Standard #: 22VAC40-73-680-D
Description: Based upon a review of records and interviews with staff, the facility failed to ensure that medications shall be administered in accordance with the physician's or other prescriber's instructions and consistent with the standards of practice outlined in the current registered medication aide curriculum approved by the Virginia Board of Nursing.

Evidence: Resident #3's prescribed order for Levothyroxine 150mcg to be taken once a day, was not administered on 11/1/19, 11/2/19, 11/4/19 and 11/5/19 as the medication was not in the medication cart. According to pharmacy records, an order of Levothyroxine for Resident #3 was delivered to the facility on 10/26/19 and the order contained 30 pills.

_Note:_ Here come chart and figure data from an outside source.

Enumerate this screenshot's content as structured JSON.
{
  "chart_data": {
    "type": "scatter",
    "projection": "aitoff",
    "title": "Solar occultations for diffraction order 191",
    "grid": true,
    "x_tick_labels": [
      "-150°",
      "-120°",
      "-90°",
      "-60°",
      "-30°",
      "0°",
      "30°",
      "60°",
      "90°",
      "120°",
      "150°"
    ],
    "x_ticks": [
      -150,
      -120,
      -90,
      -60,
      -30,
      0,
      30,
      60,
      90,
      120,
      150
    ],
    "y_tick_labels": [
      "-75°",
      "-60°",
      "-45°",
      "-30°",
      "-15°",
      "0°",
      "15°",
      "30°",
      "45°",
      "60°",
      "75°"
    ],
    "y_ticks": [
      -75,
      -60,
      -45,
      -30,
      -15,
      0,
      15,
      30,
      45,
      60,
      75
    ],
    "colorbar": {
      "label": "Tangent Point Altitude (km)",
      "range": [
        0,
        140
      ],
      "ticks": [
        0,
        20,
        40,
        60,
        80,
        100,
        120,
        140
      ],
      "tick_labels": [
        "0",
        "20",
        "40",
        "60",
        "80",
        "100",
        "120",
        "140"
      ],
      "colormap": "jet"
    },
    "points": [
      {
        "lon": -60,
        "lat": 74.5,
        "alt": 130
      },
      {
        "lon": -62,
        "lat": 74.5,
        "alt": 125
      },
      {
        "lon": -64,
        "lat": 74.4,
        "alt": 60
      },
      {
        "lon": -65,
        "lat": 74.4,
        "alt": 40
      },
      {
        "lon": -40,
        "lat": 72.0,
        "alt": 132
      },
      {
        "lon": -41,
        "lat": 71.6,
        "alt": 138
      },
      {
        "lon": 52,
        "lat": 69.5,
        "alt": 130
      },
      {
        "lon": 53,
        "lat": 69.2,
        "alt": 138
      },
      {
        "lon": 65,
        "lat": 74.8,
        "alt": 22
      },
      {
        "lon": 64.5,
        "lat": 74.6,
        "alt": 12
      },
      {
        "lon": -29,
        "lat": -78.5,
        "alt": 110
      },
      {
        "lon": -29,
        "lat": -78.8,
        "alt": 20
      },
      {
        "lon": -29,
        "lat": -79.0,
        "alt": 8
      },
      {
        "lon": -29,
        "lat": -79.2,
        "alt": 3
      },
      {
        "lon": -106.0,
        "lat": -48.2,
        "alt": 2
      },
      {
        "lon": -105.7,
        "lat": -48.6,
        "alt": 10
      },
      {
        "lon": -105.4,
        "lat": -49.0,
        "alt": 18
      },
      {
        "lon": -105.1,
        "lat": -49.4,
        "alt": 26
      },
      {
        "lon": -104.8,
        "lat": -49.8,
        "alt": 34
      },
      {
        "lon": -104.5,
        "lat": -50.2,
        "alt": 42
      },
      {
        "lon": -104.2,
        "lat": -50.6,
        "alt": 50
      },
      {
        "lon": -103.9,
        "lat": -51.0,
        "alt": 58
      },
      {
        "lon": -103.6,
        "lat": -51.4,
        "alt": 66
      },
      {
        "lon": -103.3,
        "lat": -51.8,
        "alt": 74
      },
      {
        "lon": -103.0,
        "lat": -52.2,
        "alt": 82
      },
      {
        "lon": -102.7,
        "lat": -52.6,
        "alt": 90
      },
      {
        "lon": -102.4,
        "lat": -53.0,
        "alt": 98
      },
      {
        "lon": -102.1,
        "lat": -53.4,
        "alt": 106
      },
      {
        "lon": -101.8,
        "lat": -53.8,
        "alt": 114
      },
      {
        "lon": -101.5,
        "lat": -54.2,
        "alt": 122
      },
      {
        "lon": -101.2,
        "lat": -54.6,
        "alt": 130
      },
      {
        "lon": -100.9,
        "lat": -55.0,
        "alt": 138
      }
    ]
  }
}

Plan of Correction: Nurses and RMAs were in-serviced to transfer the new batch of monthly medications into the medication cart upon acceptance. Constance Moore will direct the implementation. Monitoring to be completed by Constance Moore, the nurse on duty, and nurse in charge. Should a prescribed medication noted to be missing, the Nurse/RMA will contact the pharmacy immediately for investigation and delivery. Constance Moore will direct implementation. Monitoring will be completed by Constance Moore, nurse on duty, and nurse in charge.

Disclaimer:
This information is provided by the Virginia Department of Social Services, which neither endorses any facility nor guarantees that the information is complete. It should not be used as the sole source in evaluating and/or selecting a facility.